IHR EUROPA UND UNSERES PDF Drucken E-Mail
Sonntag, den 04. Dezember 2011 um 21:16 Uhr

Die ökonomische Krise in vielen Ländern, die Schulden der öffentlichen Hand und das Gezerre um den Euro führen in letzter Zeit zur inflationären Beschwörung von "Europa". Kanzler Faymann gibt sich im heutigen Kurier-Interview sogar als "glühender Europäer". Höchste Eisenbahn also für die Linke darzulegen, was hinter diesem Verständnis von Europa steckt und ihre eigenen Europa-Vostellungen auf den Tisch zu legen.

Wenn Merkel, Sarkozy & Co. von "mehr Europa" sprechen, geht es ihnen um die Interessen der Banken und Konzerne. Deren Belange sollen durch die Stärkung der Brüsseler Zentralinstanzen, durch extreme "Sparkurse" noch mehr forciert werden. Da ist von einer "Fiskalunion" die Rede , von- Demokratie hin, Demokratie her- mehr "Durchgriffsrechten" usw.

Der Sozialdemokrat Faymann übernimmt voll diese Ideologie.

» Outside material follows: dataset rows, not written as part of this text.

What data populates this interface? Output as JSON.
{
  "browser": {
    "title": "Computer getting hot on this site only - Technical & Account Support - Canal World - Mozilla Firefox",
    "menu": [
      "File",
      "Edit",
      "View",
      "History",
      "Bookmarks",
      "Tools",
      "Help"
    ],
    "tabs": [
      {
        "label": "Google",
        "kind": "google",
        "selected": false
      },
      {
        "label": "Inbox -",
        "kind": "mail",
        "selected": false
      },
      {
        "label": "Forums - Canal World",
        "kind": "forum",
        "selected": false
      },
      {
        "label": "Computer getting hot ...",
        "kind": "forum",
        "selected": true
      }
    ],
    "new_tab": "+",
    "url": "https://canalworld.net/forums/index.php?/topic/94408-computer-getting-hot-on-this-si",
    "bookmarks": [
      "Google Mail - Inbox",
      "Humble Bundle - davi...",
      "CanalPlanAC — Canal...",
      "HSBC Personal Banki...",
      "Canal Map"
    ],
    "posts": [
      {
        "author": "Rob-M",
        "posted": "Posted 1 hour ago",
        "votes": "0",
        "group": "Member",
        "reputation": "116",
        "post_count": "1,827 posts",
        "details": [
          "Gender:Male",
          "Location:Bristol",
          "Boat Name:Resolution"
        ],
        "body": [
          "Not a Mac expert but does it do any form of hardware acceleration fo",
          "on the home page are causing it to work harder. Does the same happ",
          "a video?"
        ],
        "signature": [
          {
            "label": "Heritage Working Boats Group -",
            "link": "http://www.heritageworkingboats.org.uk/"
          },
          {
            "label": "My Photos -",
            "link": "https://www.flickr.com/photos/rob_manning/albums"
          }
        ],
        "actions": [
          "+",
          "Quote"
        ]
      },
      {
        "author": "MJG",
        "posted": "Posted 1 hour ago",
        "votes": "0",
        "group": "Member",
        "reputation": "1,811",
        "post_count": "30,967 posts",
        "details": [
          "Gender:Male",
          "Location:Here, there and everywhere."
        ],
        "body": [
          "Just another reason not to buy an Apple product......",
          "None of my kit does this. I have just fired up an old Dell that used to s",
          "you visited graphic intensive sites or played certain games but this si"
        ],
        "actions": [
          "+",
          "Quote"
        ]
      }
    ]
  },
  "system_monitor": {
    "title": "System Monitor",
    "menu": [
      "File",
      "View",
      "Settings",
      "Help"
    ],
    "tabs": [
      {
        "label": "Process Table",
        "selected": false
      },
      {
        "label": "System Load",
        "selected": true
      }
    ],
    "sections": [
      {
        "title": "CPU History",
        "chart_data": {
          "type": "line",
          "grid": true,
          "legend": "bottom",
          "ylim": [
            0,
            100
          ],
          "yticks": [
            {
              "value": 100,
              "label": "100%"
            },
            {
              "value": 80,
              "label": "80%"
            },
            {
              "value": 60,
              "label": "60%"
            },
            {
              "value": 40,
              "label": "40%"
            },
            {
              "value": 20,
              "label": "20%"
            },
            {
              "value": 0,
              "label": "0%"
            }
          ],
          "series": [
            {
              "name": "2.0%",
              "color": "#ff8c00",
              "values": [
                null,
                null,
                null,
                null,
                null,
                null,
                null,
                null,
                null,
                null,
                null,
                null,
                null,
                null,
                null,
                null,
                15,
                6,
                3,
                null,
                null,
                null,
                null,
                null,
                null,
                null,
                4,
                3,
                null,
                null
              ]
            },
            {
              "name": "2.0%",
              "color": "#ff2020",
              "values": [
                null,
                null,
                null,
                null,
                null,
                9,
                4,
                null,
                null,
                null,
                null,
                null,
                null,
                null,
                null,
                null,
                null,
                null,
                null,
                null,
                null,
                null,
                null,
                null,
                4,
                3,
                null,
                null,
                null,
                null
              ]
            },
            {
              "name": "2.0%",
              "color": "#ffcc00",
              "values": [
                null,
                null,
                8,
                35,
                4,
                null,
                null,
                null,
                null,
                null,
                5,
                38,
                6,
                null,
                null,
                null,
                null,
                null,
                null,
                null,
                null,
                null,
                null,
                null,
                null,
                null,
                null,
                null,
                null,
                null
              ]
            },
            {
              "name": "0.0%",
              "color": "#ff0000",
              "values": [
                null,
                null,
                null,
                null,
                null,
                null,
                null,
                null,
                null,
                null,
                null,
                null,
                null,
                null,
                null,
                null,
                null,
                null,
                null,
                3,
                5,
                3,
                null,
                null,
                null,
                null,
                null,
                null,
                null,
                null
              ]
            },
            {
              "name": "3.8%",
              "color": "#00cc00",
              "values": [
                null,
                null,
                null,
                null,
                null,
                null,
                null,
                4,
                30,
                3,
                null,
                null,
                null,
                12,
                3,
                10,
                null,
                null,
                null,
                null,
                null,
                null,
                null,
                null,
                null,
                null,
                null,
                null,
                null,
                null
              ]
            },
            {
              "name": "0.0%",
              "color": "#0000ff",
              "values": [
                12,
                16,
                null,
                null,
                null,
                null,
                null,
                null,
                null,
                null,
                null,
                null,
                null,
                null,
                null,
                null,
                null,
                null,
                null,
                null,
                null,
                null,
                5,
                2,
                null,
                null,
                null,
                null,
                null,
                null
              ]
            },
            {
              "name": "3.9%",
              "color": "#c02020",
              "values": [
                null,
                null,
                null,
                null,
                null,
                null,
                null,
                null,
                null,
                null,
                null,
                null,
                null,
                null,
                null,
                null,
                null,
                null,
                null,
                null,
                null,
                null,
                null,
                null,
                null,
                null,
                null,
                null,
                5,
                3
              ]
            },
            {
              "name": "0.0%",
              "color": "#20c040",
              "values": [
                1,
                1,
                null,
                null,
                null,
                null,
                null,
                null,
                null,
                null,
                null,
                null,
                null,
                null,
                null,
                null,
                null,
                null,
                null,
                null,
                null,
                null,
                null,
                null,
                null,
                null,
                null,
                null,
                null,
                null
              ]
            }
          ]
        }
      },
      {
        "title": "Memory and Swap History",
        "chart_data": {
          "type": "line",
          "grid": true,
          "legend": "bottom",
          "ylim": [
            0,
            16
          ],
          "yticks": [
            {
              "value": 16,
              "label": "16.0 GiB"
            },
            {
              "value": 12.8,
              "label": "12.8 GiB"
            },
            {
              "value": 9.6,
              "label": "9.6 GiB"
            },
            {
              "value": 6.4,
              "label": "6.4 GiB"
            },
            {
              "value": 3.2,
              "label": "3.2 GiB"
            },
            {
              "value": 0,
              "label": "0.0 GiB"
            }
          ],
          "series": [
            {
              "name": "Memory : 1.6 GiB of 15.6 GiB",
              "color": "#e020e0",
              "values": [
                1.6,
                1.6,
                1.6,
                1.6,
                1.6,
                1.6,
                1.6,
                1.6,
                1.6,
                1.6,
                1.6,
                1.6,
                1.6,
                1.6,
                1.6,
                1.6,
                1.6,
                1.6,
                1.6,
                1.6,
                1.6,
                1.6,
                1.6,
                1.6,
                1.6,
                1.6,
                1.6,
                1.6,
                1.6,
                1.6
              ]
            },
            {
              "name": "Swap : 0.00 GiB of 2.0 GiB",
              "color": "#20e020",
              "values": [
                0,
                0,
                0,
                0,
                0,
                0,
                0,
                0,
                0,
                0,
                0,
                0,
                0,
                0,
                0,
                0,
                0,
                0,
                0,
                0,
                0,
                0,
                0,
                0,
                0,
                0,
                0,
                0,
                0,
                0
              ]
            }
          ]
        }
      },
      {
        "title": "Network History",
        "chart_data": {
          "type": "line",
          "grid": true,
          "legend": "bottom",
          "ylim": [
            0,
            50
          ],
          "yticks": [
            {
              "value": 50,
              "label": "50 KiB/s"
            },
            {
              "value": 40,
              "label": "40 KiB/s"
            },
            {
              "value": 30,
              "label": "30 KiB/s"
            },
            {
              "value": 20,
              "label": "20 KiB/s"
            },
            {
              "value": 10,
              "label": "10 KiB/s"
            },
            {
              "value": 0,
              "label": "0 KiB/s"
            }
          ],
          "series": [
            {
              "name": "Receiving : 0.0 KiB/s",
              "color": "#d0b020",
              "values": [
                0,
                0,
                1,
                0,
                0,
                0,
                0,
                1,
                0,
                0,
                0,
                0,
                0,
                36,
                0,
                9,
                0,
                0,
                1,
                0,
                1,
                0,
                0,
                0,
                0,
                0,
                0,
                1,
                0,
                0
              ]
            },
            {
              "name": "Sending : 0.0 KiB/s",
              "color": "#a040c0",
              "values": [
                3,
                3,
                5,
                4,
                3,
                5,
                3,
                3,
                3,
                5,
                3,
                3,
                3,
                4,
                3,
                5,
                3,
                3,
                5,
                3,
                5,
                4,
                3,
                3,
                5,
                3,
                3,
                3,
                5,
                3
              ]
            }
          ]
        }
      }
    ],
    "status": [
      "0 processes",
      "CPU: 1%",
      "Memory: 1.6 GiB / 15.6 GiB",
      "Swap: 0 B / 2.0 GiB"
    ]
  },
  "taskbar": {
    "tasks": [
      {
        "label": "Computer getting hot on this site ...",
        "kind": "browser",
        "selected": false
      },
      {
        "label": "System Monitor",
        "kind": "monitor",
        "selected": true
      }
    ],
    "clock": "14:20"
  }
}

Er plädiert für ein "starkes Europa", um "gemeinsam im internationalen Wettbewerb anzutreten". "Fehler" sieht er nicht in dem imperialistischen Konzept für Europa, sondern- strikt neoliberal- darin, daß die Verschuldung die 6O-Prozent-Marke übersprang. Er plädiert für ein Defizit unter drei Prozent und -ohne Volksabstimmung- für die "Schuldenbremse" in der Verfassung. Als idealen Kontrolleur für den neoliberalen Kurs sieht er den Europäischen Gerichtshof(!).

Das Europa, das da bei Konservativen wie Sozialdemokraten anvisiert wird, ist ein noch grauslicheres und autoritäreres als das jetzige. Totale Liebedienerei gegenüber den "Finanzmärkten" ist seine Devise.

DIE LINKE IST GEFORDERT

Es reicht offenkundig nicht aus, all diese Negativentwicklungen festzuhalten und sie "kritisch zu kommentieren". Die Linke muß in der Europa-Frage endlich ihre weitgehende Passiv-Haltung abschütteln und zu konkreten Alternativ-Konzepten und Taten übergehn.

Einige solcher Alternativen habe ich vor kurzem in dem Artikel "Das Europa der Herrschenden in der Fundamentalkrise" beschrieben: radikales Schuldenstreichen; Darlegen der wirklichen Krisenursachen; Vorbereitung einer gesamteuropäischen Konferenz der "Kämpfenden".

Positive Anworten gab es etwa von Trautl Brandstaller. Ich denke, es ist höchst an der Zeit diese Debatte kollektiv und öffentlich zu führen. Die Zeit läüft uns nämlch davon. Die Herrschenden sind voll dabei sich ihr Europa zu zimmern: u.a.- wie in den 20-er und 30er-Jahren mit "Expertenkabinetten" , "Notstandsregierungen" und Regierungen der "nationalen Einheit". In einem dieser Kabinette- in Griechenland- ist sogar die extrem rechte Partei LAOS vertreten! 


Wir, die Linken, sollten demgegenüber klarmachen, was unsere Vorstellungen von einem sozialen und öklogischen Europa "von unten" -letztlich den "Vereinigten sozialistischen Staaten von Europa"- sind.